On appeal, Defendant does not argue that Article 775 applies to the above
exchange, or allege how and why the above exchange entitles him to a mistrial. The
only possible argument would be that Taylor’s behavior in court was a legal defect
in the proceedings, making any judgment entered upon a verdict reversible as a matter
of law. Defendant, however, does not set forth this or a similar claim, nor do we find
Taylor’s actions in court to be a legal defect as required by Article 775, thereby
entitling Defendant to a mistrial. Without grounds for a mistrial, Defendant’s trial
counsel did not err in failing to request a mistrial at that time. Accordingly, we find
no merit in Defendant’s argument with regard to Taylor’s behavior during trial.
The communication between Jenkins and Ms. Holmes was addressed in
assignment of error number two. In the absence of error in the trial court’s ruling,
Defendant had no basis upon which to be granted a mistrial.
For the reasons stated, we find that Defendant’s trial counsel did not provide
ineffective assistance of counsel and, thus, there is no merit in this assignment of
error.
DECREE
For the foregoing reasons, Defendant’s conviction and sentence for second
degree murder are affirmed.
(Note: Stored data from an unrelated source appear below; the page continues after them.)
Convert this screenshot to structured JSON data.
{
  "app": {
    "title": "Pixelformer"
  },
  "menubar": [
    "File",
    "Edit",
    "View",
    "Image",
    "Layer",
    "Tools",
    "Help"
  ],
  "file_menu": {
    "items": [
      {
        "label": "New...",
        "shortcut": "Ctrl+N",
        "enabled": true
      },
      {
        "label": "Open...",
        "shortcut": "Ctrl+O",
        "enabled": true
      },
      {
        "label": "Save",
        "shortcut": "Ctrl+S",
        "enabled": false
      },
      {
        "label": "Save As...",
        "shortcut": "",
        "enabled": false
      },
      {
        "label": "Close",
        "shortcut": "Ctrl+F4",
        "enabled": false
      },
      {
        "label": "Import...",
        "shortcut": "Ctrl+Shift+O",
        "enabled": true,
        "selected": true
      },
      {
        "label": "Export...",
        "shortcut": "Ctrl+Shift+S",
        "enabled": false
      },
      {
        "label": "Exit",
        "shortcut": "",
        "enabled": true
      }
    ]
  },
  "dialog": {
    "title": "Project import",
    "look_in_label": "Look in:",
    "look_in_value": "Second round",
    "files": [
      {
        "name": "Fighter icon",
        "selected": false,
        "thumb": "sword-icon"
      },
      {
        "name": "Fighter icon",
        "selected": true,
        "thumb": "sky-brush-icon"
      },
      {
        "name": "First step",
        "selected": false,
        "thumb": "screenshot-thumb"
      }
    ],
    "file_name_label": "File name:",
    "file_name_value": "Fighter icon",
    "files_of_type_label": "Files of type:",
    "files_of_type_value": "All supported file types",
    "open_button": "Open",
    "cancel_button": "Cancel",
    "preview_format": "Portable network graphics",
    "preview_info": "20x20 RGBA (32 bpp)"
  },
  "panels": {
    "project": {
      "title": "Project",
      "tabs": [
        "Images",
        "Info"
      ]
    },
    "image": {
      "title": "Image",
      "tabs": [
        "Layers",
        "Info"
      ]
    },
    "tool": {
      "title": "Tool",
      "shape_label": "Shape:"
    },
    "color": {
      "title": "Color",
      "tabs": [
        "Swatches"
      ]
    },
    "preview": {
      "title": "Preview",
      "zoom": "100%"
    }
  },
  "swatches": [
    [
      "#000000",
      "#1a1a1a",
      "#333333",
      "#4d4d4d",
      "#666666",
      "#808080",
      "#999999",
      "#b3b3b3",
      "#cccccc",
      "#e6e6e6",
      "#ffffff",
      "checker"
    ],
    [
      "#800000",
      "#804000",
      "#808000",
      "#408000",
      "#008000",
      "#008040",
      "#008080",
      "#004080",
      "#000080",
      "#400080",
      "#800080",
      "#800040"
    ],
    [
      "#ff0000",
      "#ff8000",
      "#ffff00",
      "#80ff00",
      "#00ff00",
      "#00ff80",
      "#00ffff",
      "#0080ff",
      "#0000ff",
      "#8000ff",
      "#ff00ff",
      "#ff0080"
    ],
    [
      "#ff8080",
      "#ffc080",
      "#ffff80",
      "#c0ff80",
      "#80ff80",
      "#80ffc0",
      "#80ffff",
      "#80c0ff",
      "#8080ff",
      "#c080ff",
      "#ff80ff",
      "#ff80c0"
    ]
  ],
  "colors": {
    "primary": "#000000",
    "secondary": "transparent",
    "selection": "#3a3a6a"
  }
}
His conviction and sentence for conspiracy to commit
second degree murder are reversed.
This opinion is NOT DESIGNATED FOR PUBLICATION. Uniform Rules—Courts of Appeal, Rule 2–16.3.
13 STATE OF LOUISIANA COURT OF APPEAL, THIRD CIRCUIT
VERSES
SAUNDERS, Judge, dissenting in part
While I agree with the majority opinion that the second degree murder
conviction be affirmed, I do not agree that the conspiracy conviction should be
reversed. Defendant and Brevelle conducted a well coordinated plan of attack with
movement complementary one to the other. This evidence, combined with the
statement “there you go” upon spotting their victim, gives the jury a rational basis for
its conviction. No more is needed per State v. Ordodi, 06-207 (La. 11/29/06), 946
So.2d 654. Accordingly, I respectfully dissent in part.